Maintained by: David J. Birnbaum (djbpitt@gmail.com) [Creative Commons BY-NC-SA 3.0 Unported License] Last modified: 2021-12-27T22:03:54+0000


Examples of Schematron from our projects

Interlinear glossing

Linguistic corpora often record transcriptions in multiple tiers, such as a transcription of the original utterance, a word-by-word gloss with grammatical information, and a more fluid, natural-language translation. The set of notational conventions most commonly used for this purpose by corpus linguists have been codified in the Leipzig Glossing Rules (http://www.eva.mpg.de/lingua/resources/glossing-rules.php). Here is a Russian example from that document (modified to add the original orthography tier):

Orth Мы с Марко поеха-л-и автобус-ом в Переделкино
Translit My s Marko poexa-l-i avtobus-om v Peredelkino.
Gram 1PL COM Marko go-PST-PL bus-INS ALL Peredelkino.
ILG we with Marko go-PST-PL bus-by to Peredelkino.
Free 'Marko and I went to Peredelkino by bus.'

(COM = comitative; ALL = allative)

Other tiers might include International Phonetic Alphabet (IPA) and interlinear glossing or free translation into other languages.
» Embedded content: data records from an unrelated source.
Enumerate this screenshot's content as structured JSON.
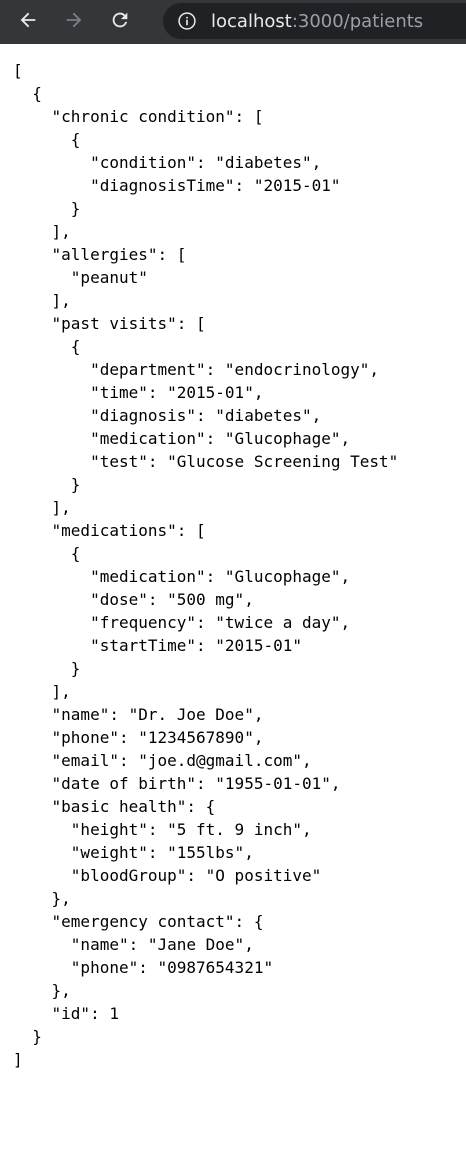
{
  "browser": {
    "back_icon": "arrow-left-icon",
    "forward_icon": "arrow-right-icon",
    "reload_icon": "reload-icon",
    "site_info_icon": "info-icon",
    "url_host": "localhost",
    "url_rest": ":3000/patients"
  },
  "json_lines": [
    "[",
    "  {",
    "    \"chronic condition\": [",
    "      {",
    "        \"condition\": \"diabetes\",",
    "        \"diagnosisTime\": \"2015-01\"",
    "      }",
    "    ],",
    "    \"allergies\": [",
    "      \"peanut\"",
    "    ],",
    "    \"past visits\": [",
    "      {",
    "        \"department\": \"endocrinology\",",
    "        \"time\": \"2015-01\",",
    "        \"diagnosis\": \"diabetes\",",
    "        \"medication\": \"Glucophage\",",
    "        \"test\": \"Glucose Screening Test\"",
    "      }",
    "    ],",
    "    \"medications\": [",
    "      {",
    "        \"medication\": \"Glucophage\",",
    "        \"dose\": \"500 mg\",",
    "        \"frequency\": \"twice a day\",",
    "        \"startTime\": \"2015-01\"",
    "      }",
    "    ],",
    "    \"name\": \"Dr. Joe Doe\",",
    "    \"phone\": \"1234567890\",",
    "    \"email\": \"joe.d@gmail.com\",",
    "    \"date of birth\": \"1955-01-01\",",
    "    \"basic health\": {",
    "      \"height\": \"5 ft. 9 inch\",",
    "      \"weight\": \"155lbs\",",
    "      \"bloodGroup\": \"O positive\"",
    "    },",
    "    \"emergency contact\": {",
    "      \"name\": \"Jane Doe\",",
    "      \"phone\": \"0987654321\"",
    "    },",
    "    \"id\": 1",
    "  }",
    "]"
  ]
}
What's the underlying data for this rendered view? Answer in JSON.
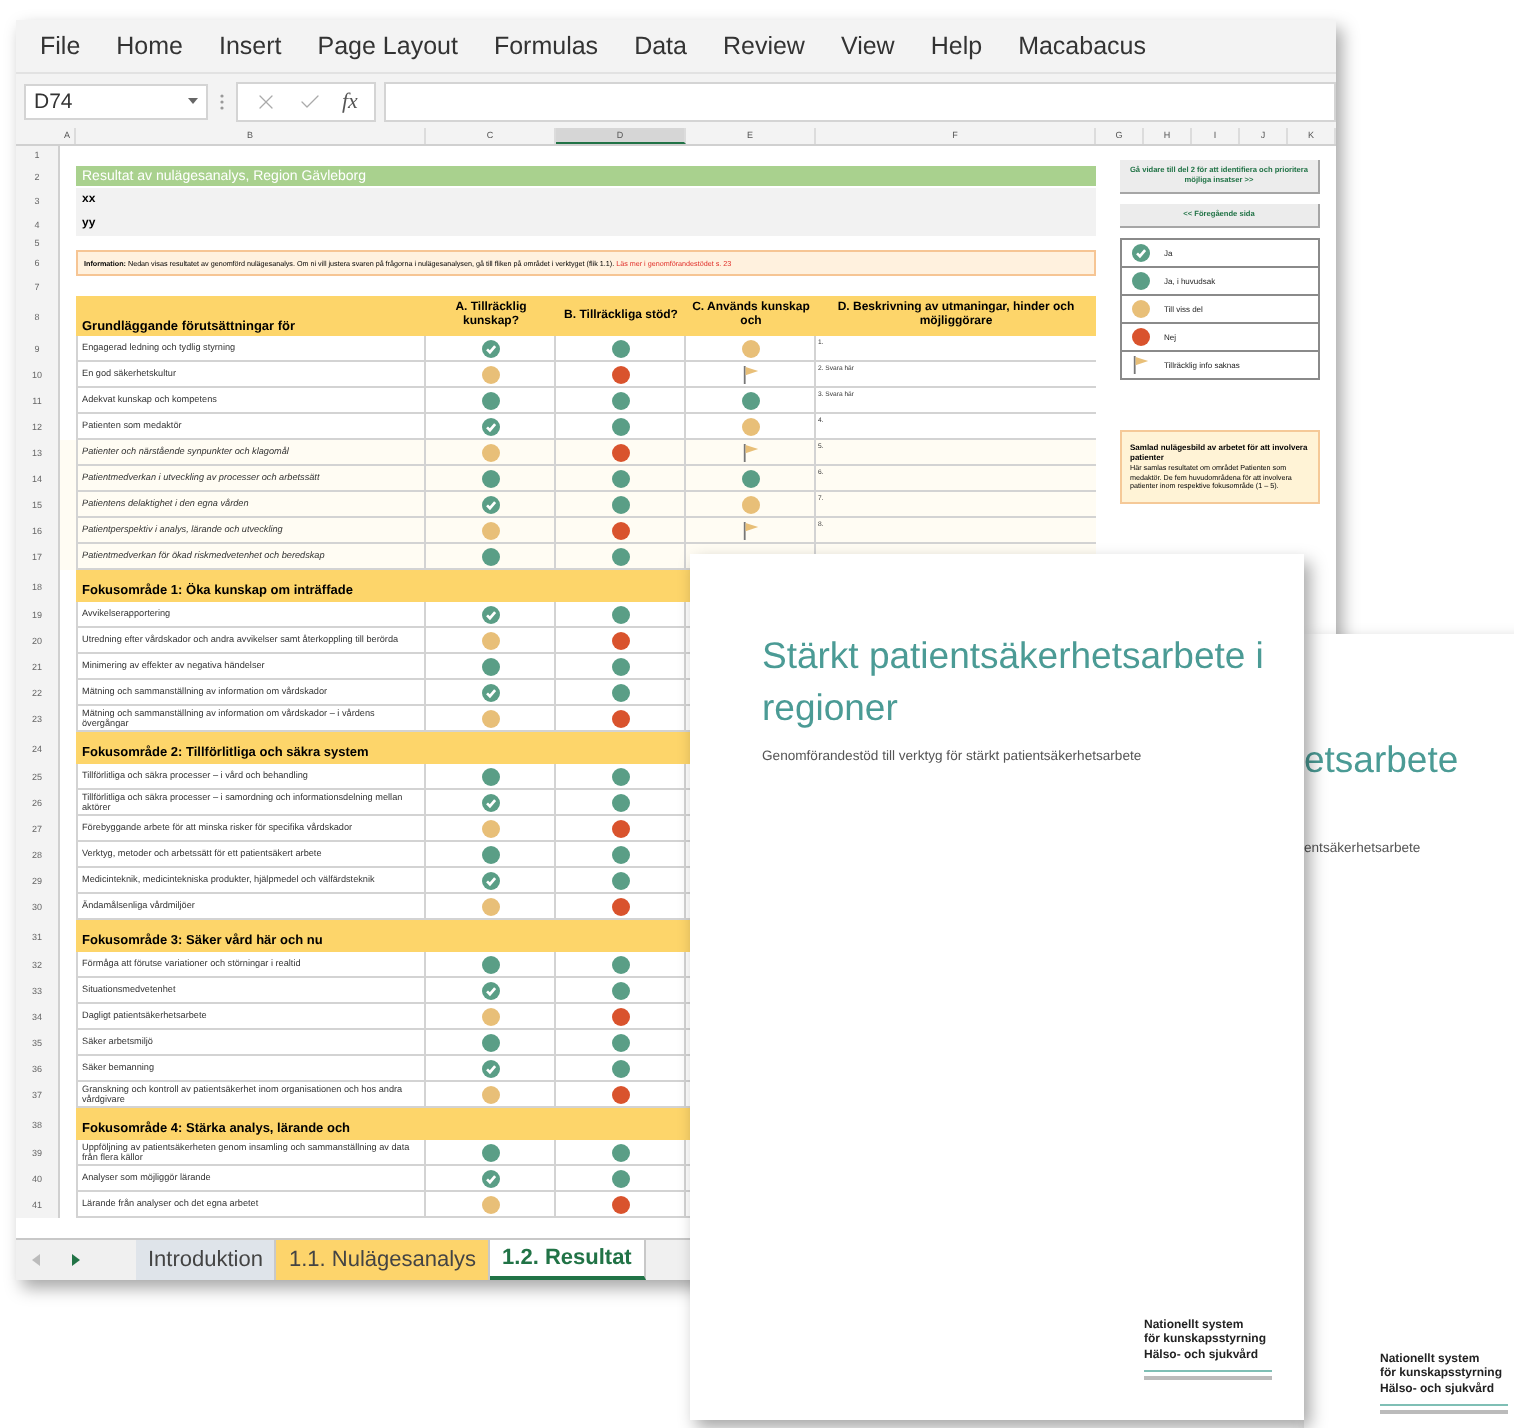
{
  "menu": [
    "File",
    "Home",
    "Insert",
    "Page Layout",
    "Formulas",
    "Data",
    "Review",
    "View",
    "Help",
    "Macabacus"
  ],
  "formula_bar": {
    "name_box": "D74",
    "function_label": "fx"
  },
  "columns": [
    {
      "label": "A",
      "selected": false
    },
    {
      "label": "B",
      "selected": false
    },
    {
      "label": "C",
      "selected": false
    },
    {
      "label": "D",
      "selected": true
    },
    {
      "label": "E",
      "selected": false
    },
    {
      "label": "F",
      "selected": false
    },
    {
      "label": "G",
      "selected": false
    },
    {
      "label": "H",
      "selected": false
    },
    {
      "label": "I",
      "selected": false
    },
    {
      "label": "J",
      "selected": false
    },
    {
      "label": "K",
      "selected": false
    }
  ],
  "rows": [
    {
      "row": "1",
      "kind": "blank"
    },
    {
      "row": "2",
      "kind": "title",
      "text": "Resultat av nulägesanalys, Region Gävleborg"
    },
    {
      "row": "3",
      "kind": "note",
      "text": "xx"
    },
    {
      "row": "4",
      "kind": "note",
      "text": "yy"
    },
    {
      "row": "5",
      "kind": "gap"
    },
    {
      "row": "6",
      "kind": "info",
      "label": "Information:",
      "text": "Nedan visas resultatet av genomförd nulägesanalys. Om ni vill justera svaren på frågorna i nulägesanalysen, gå till fliken på området i verktyget (flik 1.1).",
      "link": "Läs mer i genomförandestödet s. 23"
    },
    {
      "row": "7",
      "kind": "blank"
    },
    {
      "row": "8",
      "kind": "header",
      "text": "Grundläggande förutsättningar för",
      "columns": [
        "A. Tillräcklig kunskap?",
        "B. Tillräckliga stöd?",
        "C. Används kunskap och",
        "D. Beskrivning av utmaningar, hinder och möjliggörare"
      ]
    },
    {
      "row": "9",
      "kind": "item",
      "text": "Engagerad ledning och tydlig styrning",
      "marks": [
        {
          "kind": "check"
        },
        {
          "kind": "green"
        },
        {
          "kind": "tan"
        }
      ],
      "d": "1."
    },
    {
      "row": "10",
      "kind": "item",
      "text": "En god säkerhetskultur",
      "marks": [
        {
          "kind": "tan"
        },
        {
          "kind": "red"
        },
        {
          "kind": "flag"
        }
      ],
      "d": "2. Svara här"
    },
    {
      "row": "11",
      "kind": "item",
      "text": "Adekvat kunskap och kompetens",
      "marks": [
        {
          "kind": "green"
        },
        {
          "kind": "green"
        },
        {
          "kind": "green"
        }
      ],
      "d": "3. Svara här"
    },
    {
      "row": "12",
      "kind": "item",
      "text": "Patienten som medaktör",
      "marks": [
        {
          "kind": "check"
        },
        {
          "kind": "green"
        },
        {
          "kind": "tan"
        }
      ],
      "d": "4."
    },
    {
      "row": "13",
      "kind": "subitem",
      "text": "Patienter och närstående synpunkter och klagomål",
      "marks": [
        {
          "kind": "tan"
        },
        {
          "kind": "red"
        },
        {
          "kind": "flag"
        }
      ],
      "d": "5."
    },
    {
      "row": "14",
      "kind": "subitem",
      "text": "Patientmedverkan i utveckling av processer och arbetssätt",
      "marks": [
        {
          "kind": "green"
        },
        {
          "kind": "green"
        },
        {
          "kind": "green"
        }
      ],
      "d": "6."
    },
    {
      "row": "15",
      "kind": "subitem",
      "text": "Patientens delaktighet i den egna vården",
      "marks": [
        {
          "kind": "check"
        },
        {
          "kind": "green"
        },
        {
          "kind": "tan"
        }
      ],
      "d": "7."
    },
    {
      "row": "16",
      "kind": "subitem",
      "text": "Patientperspektiv i analys, lärande och utveckling",
      "marks": [
        {
          "kind": "tan"
        },
        {
          "kind": "red"
        },
        {
          "kind": "flag"
        }
      ],
      "d": "8."
    },
    {
      "row": "17",
      "kind": "subitem",
      "text": "Patientmedverkan för ökad riskmedvetenhet och beredskap",
      "marks": [
        {
          "kind": "green"
        },
        {
          "kind": "green"
        }
      ]
    },
    {
      "row": "18",
      "kind": "section",
      "text": "Fokusområde 1: Öka kunskap om inträffade"
    },
    {
      "row": "19",
      "kind": "item",
      "text": "Avvikelserapportering",
      "marks": [
        {
          "kind": "check"
        },
        {
          "kind": "green"
        }
      ]
    },
    {
      "row": "20",
      "kind": "item",
      "text": "Utredning efter vårdskador och andra avvikelser samt återkoppling till berörda",
      "marks": [
        {
          "kind": "tan"
        },
        {
          "kind": "red"
        }
      ]
    },
    {
      "row": "21",
      "kind": "item",
      "text": "Minimering av effekter av negativa händelser",
      "marks": [
        {
          "kind": "green"
        },
        {
          "kind": "green"
        }
      ]
    },
    {
      "row": "22",
      "kind": "item",
      "text": "Mätning och sammanställning av information om vårdskador",
      "marks": [
        {
          "kind": "check"
        },
        {
          "kind": "green"
        }
      ]
    },
    {
      "row": "23",
      "kind": "item",
      "text": "Mätning och sammanställning av information om vårdskador – i vårdens övergångar",
      "marks": [
        {
          "kind": "tan"
        },
        {
          "kind": "red"
        }
      ]
    },
    {
      "row": "24",
      "kind": "section",
      "text": "Fokusområde 2: Tillförlitliga och säkra system"
    },
    {
      "row": "25",
      "kind": "item",
      "text": "Tillförlitliga och säkra processer – i vård och behandling",
      "marks": [
        {
          "kind": "green"
        },
        {
          "kind": "green"
        }
      ]
    },
    {
      "row": "26",
      "kind": "item",
      "text": "Tillförlitliga och säkra processer – i samordning och informationsdelning mellan aktörer",
      "marks": [
        {
          "kind": "check"
        },
        {
          "kind": "green"
        }
      ]
    },
    {
      "row": "27",
      "kind": "item",
      "text": "Förebyggande arbete för att minska risker för specifika vårdskador",
      "marks": [
        {
          "kind": "tan"
        },
        {
          "kind": "red"
        }
      ]
    },
    {
      "row": "28",
      "kind": "item",
      "text": "Verktyg, metoder och arbetssätt för ett patientsäkert arbete",
      "marks": [
        {
          "kind": "green"
        },
        {
          "kind": "green"
        }
      ]
    },
    {
      "row": "29",
      "kind": "item",
      "text": "Medicinteknik, medicintekniska produkter, hjälpmedel och välfärdsteknik",
      "marks": [
        {
          "kind": "check"
        },
        {
          "kind": "green"
        }
      ]
    },
    {
      "row": "30",
      "kind": "item",
      "text": "Ändamålsenliga vårdmiljöer",
      "marks": [
        {
          "kind": "tan"
        },
        {
          "kind": "red"
        }
      ]
    },
    {
      "row": "31",
      "kind": "section",
      "text": "Fokusområde 3: Säker vård här och nu"
    },
    {
      "row": "32",
      "kind": "item",
      "text": "Förmåga att förutse variationer och störningar i realtid",
      "marks": [
        {
          "kind": "green"
        },
        {
          "kind": "green"
        }
      ]
    },
    {
      "row": "33",
      "kind": "item",
      "text": "Situationsmedvetenhet",
      "marks": [
        {
          "kind": "check"
        },
        {
          "kind": "green"
        }
      ]
    },
    {
      "row": "34",
      "kind": "item",
      "text": "Dagligt patientsäkerhetsarbete",
      "marks": [
        {
          "kind": "tan"
        },
        {
          "kind": "red"
        }
      ]
    },
    {
      "row": "35",
      "kind": "item",
      "text": "Säker arbetsmiljö",
      "marks": [
        {
          "kind": "green"
        },
        {
          "kind": "green"
        }
      ]
    },
    {
      "row": "36",
      "kind": "item",
      "text": "Säker bemanning",
      "marks": [
        {
          "kind": "check"
        },
        {
          "kind": "green"
        }
      ]
    },
    {
      "row": "37",
      "kind": "item",
      "text": "Granskning och kontroll av patientsäkerhet inom organisationen och hos andra vårdgivare",
      "marks": [
        {
          "kind": "tan"
        },
        {
          "kind": "red"
        }
      ]
    },
    {
      "row": "38",
      "kind": "section",
      "text": "Fokusområde 4: Stärka analys, lärande och"
    },
    {
      "row": "39",
      "kind": "item",
      "text": "Uppföljning av patientsäkerheten genom insamling och sammanställning av data från flera källor",
      "marks": [
        {
          "kind": "green"
        },
        {
          "kind": "green"
        }
      ]
    },
    {
      "row": "40",
      "kind": "item",
      "text": "Analyser som möjliggör lärande",
      "marks": [
        {
          "kind": "check"
        },
        {
          "kind": "green"
        }
      ]
    },
    {
      "row": "41",
      "kind": "item",
      "text": "Lärande från analyser och det egna arbetet",
      "marks": [
        {
          "kind": "tan"
        },
        {
          "kind": "red"
        }
      ]
    }
  ],
  "side_panel": {
    "next_button": "Gå vidare till del 2 för att identifiera och prioritera möjliga insatser >>",
    "back_button": "<< Föregående sida",
    "legend": [
      {
        "kind": "check",
        "label": "Ja"
      },
      {
        "kind": "green",
        "label": "Ja, i huvudsak"
      },
      {
        "kind": "tan",
        "label": "Till viss del"
      },
      {
        "kind": "red",
        "label": "Nej"
      },
      {
        "kind": "flag",
        "label": "Tillräcklig info saknas"
      }
    ],
    "summary_title": "Samlad nulägesbild av arbetet för att involvera patienter",
    "summary_text": "Här samlas resultatet om området Patienten som medaktör. De fem huvudområdena för att involvera patienter inom respektive fokusområde (1 – 5)."
  },
  "sheet_tabs": [
    {
      "label": "Introduktion",
      "color": "#dfe4ea",
      "selected": false
    },
    {
      "label": "1.1. Nulägesanalys",
      "color": "#fdd46b",
      "selected": false
    },
    {
      "label": "1.2. Resultat",
      "color": "#ffffff",
      "selected": true
    }
  ],
  "front_page": {
    "title": "Stärkt patientsäkerhetsarbete i regioner",
    "subtitle": "Genomförandestöd till verktyg för stärkt patientsäkerhetsarbete",
    "logo": [
      "Nationellt system",
      "för kunskapsstyrning",
      "Hälso- och sjukvård"
    ]
  },
  "back_page": {
    "title": "etsarbete",
    "subtitle": "entsäkerhetsarbete",
    "logo": [
      "Nationellt system",
      "för kunskapsstyrning",
      "Hälso- och sjukvård"
    ]
  }
}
What Schematron can validate: Each of the computationally tractable tiers should have the same number of words, and each word should have the same number of hyphens.

Database referential integrity

The Rusian genealogy project at http://genealogy.obdurodon.org/ is an XML database. There are entries for people and for marriages, where a marriage contains pointers to the participants and to their offspring.

What Schematron can validate: The targets of all pointers must exist: husbands, wives, children, parents.

Sequential numbering

In the Annotated Afanas′ev Library http://aal.obdurodon.org, page ranges are entered as follows:

<text-pages-r>
    <start>36</start>
    <end>37</end>
</text-pages-r>

What Schematron can validate: The value of the contents of the <end> element must be greater than or equal to the value of the contents of the <start> element.